# Elements of Access: Clustering

When we have nodes or links with high Betweenness values, it is often because our network is split into various sub-groups that can be called clusters.  Clusters tend to have their own unique set of properties, so it is useful to be able to identify clusters quantitatively.

While there are a growing number of clustering algorithms, the basic idea behind them is to capture the degree to which nodes cluster.  The Clustering coefficient, for instance, represents how likely is it that two connected nodes are part of a larger group of highly connected nodes.  It can be calculated by dividing number of actual connections between the neighbors of a node (i.e. the nodes directly connected to the node in question) by the number of possible connections between these same neighboring nodes.  For instance in the image above, the red node is the node of interest, and it has a Degree of 4.  Those 4 neighboring nodes make 4 actual connections (i.e. the black lines in the figure on the right) but have 6 possible connections (i.e. the black lines plus the red dashed lines).  Thus, the Clustering coefficient for the red node is 4 divided by 6 or 0.67.

The value represented by the Clustering coefficient ranges from 0 (i.e. no clustering) to 1 (i.e. complete clustering).  If we are interested in the amount of clustering for an entire network, we average the Clustering coefficients for all of the nodes.  Clustering tends to be higher in real-world networks than in random networks.  So when a network becomes more centralized (i.e. a small percentage of nodes have high connectivity), the overall topology becomes more differentiated and clusters begin to emerge.
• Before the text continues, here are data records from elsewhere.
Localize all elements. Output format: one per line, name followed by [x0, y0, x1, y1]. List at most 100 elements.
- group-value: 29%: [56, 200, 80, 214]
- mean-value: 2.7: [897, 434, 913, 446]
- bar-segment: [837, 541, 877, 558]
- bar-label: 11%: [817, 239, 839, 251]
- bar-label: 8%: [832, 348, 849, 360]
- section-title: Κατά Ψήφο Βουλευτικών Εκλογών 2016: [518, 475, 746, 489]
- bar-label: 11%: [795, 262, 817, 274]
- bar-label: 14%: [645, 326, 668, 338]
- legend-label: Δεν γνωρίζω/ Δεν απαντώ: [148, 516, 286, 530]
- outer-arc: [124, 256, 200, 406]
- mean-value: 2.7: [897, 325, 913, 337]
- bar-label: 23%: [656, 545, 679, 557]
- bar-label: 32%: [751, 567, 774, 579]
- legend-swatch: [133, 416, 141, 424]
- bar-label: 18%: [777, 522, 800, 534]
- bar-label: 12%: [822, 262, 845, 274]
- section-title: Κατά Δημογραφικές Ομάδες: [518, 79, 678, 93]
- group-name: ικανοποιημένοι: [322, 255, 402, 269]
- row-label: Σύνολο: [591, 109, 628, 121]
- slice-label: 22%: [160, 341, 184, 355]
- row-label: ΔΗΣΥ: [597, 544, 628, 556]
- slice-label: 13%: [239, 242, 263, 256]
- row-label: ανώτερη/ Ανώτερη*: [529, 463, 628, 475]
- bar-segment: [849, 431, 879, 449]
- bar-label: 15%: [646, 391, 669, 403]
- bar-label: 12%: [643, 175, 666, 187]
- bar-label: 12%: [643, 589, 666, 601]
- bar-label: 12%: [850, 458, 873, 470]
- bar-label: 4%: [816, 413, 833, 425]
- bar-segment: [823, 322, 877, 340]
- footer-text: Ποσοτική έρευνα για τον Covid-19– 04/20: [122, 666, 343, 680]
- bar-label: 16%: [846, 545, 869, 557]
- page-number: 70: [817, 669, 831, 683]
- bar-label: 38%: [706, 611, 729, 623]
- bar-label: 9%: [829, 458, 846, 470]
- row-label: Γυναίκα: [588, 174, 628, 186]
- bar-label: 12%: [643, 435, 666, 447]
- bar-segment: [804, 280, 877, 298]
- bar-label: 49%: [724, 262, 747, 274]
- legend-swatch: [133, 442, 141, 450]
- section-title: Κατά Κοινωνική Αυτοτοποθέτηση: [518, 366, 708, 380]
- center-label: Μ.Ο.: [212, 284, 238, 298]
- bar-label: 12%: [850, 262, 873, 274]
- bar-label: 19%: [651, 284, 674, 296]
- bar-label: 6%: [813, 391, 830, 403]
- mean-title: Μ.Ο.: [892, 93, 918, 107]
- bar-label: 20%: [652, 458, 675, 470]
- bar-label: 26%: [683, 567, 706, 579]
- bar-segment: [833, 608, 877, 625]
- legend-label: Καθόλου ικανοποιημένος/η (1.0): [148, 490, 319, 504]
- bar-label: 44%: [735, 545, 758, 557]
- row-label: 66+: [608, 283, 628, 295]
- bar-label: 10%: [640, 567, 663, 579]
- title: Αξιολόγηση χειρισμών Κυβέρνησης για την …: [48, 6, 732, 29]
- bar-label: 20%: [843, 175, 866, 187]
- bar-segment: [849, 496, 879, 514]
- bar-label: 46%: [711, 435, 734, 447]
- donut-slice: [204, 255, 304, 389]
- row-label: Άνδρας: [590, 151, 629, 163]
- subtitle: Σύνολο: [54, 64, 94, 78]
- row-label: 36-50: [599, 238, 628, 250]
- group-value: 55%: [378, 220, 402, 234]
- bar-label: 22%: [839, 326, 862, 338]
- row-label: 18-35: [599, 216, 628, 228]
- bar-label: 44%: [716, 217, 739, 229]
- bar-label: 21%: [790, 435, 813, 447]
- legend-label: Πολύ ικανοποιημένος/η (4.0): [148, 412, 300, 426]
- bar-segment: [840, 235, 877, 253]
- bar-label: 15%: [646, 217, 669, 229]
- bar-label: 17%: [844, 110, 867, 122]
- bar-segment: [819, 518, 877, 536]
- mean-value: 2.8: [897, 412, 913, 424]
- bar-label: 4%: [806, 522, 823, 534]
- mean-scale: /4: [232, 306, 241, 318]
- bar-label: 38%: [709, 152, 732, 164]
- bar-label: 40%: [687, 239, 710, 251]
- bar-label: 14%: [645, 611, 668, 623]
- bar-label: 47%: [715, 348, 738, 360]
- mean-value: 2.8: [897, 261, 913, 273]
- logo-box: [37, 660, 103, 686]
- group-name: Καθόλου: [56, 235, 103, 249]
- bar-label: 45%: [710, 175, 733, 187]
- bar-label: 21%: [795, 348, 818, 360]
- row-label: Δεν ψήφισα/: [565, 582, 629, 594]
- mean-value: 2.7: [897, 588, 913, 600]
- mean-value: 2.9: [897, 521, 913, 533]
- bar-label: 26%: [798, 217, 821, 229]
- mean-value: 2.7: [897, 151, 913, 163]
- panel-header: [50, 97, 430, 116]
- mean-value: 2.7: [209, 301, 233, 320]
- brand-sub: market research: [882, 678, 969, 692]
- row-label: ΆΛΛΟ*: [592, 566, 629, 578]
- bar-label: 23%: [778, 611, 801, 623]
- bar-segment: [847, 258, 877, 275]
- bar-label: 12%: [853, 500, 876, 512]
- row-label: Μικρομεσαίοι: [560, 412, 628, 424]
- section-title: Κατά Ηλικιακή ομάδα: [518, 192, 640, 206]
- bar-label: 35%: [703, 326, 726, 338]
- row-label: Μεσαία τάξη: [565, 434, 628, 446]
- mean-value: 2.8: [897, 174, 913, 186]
Other related terms include component and clique.  When a given sub-group of nodes is also highly connected, that is called a component.  When the nodes in a component have few connections to other nodes outside of the component, that is a clique.  Understanding clusters, components, and cliques in networks can be useful because they can hold more influence over behavior than overall network structure (Neal, 2013).  Imagine, for instance, a New Urbanist neighborhood with great street connectivity set into a city with poor overall street connectivity.  Analyzing network structure for the overall city might lead us to one conclusion; yet, we could find very different outcomes in the New Urbanist neighborhood.  While factors such as land use, street design, and demographics influence transportation-related outcomes as well, the concept of clustering holds value for those interested in truly understanding transportation networks.